Este ano ensinou-me tanto, trabalhei tanto em mim, na minha vida, nas pessoas que me rodeiam.
Este foi o ano em que deixei de pensar só em mim, e que realmente senti que me tornei mais humilde.
O ano começou com uma gravidez bem vinda e esperada. Foi planeada, apesar de mal planeada, mas foi sem dúvida a estrelinha do meu ano.
Afastei-me de pessoas que não me identificava e juntei-me a quem realmente sinto ligação e carinho. E nem sequer foi algo que fiz conscientemente, foi natural, foi de ambas as partes, por isso não existe culpa, nem perguntas por responder, pelo menos da minha parte. Aprendi a deixar de forçar, porque relações não se forçam, ou são puras e cruas, ou não são nada.
Este ano ensinou-me muito a nível pessoal, lidei comigo num estado muito debilitado, e mesmo assim tive forças para enfrentar todos os dias, de lutar, de trabalhar e melhorar. Forças essas, que eu julgava não ter. Ainda nos dias de hoje me bato palmas interiores, por tudo o que consegui ultrapassar, sozinha e com ajuda.
Lidei com muitos dissabores, e aprendi a batalhar lado-a-lado com me quem bem, em vez de afastar tudo e todos e viver no meu mundo miserável.
Aprendi que recaídas são "ok", que não me tornam menos que ninguém, nem me tornam mais fraca. Que ficar chorar é necessário quando as palavras não chegam para transmitir o que sinto, sem me sentir mal comigo mesma por o ter feito. Que as pessoas precisam de tempo para saberem lidar comigo nas minhas recaídas e que não nascem ensinadas e que não as podemos crucificar, mas esperar, mesmo que nos custe e magoe.
Que pedir ajuda, mesmo que pela 10ª vez, não faz mal. Faz parte para quem vive a vida em recuperação.
Aprendi que ir pelo caminho mais fácil não é opção, que tenho alguém que depende do meu bem estar.
Amar, sem pedir o mesmo em troca.
Quando se tem um bebé, a vida muda de cor e se antes só via a preto e branco, hoje já vejo partes do cinzento.
Sei hoje, que sempre tive esta força dentro de mim, só não sabia que ela existia. E é extraordinário como eu tenho essa capacidade, de meter todos os sentimentos negativos e emoções fortes e deprimentes bem lá para dentro de uma gaveta e sorrir, ser cuidadora, fazer um ser humano pequeno feliz, limpo e com capacidades maravilhosas de aprendizagem. Trabalhar com ele para ele evoluir, preocupar-me com o seu bem estar, antes do meu, primeiro ele, depois eu. E sem me sentir mal com isso, bem pelo contrário, com um sentimento de gratificação.
Pois aquele ser humano pequeno, fui eu que o gerei, que o criei durante 35 semanas dentro de mim, e nasceu e eu passei 10 dias, 3 dos mesmos, muito mal depois de uma cesariana, sempre ao lado dele, enquanto ele estava a aprender o que não teve tempo de aprender dentro da minha barriga.
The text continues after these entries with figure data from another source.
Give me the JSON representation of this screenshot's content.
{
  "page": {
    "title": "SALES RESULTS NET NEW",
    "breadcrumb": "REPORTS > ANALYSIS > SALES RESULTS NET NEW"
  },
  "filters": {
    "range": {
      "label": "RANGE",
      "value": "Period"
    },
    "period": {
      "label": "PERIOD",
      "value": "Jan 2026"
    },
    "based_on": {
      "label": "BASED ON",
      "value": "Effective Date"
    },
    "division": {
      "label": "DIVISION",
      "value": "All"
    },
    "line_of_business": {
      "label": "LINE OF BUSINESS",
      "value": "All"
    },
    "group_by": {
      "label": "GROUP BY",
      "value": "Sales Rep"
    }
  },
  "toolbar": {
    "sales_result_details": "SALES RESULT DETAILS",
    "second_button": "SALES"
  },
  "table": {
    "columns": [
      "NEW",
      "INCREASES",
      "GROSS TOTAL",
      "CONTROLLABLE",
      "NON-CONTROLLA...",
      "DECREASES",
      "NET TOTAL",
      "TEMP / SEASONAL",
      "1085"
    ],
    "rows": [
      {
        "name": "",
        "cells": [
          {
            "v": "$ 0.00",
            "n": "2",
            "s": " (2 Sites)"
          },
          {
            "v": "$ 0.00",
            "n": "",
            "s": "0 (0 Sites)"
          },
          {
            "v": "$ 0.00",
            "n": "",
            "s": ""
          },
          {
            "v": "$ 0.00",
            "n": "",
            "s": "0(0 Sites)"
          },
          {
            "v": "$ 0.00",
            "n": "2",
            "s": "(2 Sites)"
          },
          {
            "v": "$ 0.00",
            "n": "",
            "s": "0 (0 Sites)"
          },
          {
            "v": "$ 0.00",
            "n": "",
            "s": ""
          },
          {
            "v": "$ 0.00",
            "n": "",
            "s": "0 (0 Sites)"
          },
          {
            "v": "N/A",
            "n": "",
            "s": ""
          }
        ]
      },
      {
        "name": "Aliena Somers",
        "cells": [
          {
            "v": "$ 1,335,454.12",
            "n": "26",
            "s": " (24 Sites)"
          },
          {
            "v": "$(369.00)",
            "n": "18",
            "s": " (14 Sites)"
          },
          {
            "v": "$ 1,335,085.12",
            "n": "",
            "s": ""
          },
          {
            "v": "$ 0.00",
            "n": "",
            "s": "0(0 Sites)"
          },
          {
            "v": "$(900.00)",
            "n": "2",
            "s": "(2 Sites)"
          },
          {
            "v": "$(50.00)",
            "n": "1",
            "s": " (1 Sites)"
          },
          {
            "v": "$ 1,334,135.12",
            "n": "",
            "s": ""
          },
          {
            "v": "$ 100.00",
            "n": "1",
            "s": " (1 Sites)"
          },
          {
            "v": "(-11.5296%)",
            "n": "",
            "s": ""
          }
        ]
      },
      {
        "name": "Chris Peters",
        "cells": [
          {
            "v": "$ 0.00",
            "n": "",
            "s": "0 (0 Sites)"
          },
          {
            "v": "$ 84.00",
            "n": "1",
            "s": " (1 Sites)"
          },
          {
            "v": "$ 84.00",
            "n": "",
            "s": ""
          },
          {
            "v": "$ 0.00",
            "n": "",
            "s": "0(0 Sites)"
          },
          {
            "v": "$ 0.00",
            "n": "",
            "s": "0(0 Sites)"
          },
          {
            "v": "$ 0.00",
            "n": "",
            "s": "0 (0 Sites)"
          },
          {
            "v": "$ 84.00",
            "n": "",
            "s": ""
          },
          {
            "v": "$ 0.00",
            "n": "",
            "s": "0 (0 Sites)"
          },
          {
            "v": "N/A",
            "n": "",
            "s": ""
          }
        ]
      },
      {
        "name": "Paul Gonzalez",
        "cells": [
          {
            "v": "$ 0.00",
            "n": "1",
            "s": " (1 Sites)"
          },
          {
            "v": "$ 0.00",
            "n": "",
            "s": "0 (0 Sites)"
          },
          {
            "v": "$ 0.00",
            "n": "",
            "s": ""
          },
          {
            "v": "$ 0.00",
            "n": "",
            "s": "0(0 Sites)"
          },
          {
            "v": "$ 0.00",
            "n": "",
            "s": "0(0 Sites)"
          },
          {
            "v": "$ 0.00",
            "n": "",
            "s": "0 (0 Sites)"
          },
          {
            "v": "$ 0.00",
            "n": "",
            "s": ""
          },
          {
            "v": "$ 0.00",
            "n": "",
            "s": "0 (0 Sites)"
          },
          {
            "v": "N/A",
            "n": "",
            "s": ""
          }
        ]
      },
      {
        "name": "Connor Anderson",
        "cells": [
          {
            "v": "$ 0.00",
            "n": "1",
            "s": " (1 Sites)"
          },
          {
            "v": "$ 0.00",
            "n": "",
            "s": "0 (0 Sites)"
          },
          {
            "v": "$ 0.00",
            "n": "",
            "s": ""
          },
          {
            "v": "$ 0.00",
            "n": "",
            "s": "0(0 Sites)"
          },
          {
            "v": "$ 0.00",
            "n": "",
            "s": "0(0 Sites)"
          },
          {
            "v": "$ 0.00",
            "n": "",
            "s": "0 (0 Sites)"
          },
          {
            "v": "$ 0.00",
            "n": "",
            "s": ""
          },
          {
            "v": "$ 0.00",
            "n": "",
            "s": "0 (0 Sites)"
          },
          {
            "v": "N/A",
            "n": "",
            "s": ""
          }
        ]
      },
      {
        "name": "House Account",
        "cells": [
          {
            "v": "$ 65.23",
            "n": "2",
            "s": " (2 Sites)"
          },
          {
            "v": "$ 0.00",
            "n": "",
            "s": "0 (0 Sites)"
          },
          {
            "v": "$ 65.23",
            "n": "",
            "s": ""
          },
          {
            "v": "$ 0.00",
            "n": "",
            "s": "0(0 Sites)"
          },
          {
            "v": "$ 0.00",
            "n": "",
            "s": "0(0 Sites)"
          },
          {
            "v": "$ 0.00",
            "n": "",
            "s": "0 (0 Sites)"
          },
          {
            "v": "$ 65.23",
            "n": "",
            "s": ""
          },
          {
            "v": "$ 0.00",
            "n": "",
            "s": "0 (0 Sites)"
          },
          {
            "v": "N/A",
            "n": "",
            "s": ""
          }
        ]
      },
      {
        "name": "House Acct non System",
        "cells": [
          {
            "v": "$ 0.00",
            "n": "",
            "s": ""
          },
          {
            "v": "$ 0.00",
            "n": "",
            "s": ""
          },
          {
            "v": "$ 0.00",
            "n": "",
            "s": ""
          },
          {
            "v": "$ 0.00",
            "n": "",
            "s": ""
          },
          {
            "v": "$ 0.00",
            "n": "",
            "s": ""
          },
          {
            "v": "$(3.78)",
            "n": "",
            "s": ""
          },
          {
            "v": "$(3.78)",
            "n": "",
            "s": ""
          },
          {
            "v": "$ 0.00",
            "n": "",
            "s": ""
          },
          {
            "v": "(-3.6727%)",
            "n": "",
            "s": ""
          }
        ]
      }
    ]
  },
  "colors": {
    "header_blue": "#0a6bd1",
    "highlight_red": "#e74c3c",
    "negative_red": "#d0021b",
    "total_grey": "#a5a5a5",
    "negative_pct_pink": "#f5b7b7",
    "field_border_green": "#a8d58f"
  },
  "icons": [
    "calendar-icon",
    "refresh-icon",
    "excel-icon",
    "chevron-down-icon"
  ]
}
Esse foi o meu primeiro contacto com o amor, no seu estado mais puro. E o que eu chorei. Por não poder estar ao lado do meu bebé quando ele nasceu, mas eu tive força pelos dois, e foram só 10 dias.
Mas a força que eu tive aí, foi a força que eu arranjei para superar tudo.
Este ano foi sem dúvida um ano de mudanças e aprendizagens. E agradeço a todos os que me ajudaram a ultrapassar todos os momentos menos bons, os que tiveram paciência comigo, os que não me deixaram ir para o meu buraco negro, aos que gostam de mim apesar das minhas imperfeições. Um OBRIGADO geral, aos que estão comigo.
Viver em paz e harmonia, com amor e respeito e paciência. Estamos sempre a aprender e a mudar.
Que venha o próximo ano, e que venham mais aprendizagens e coisas positivas.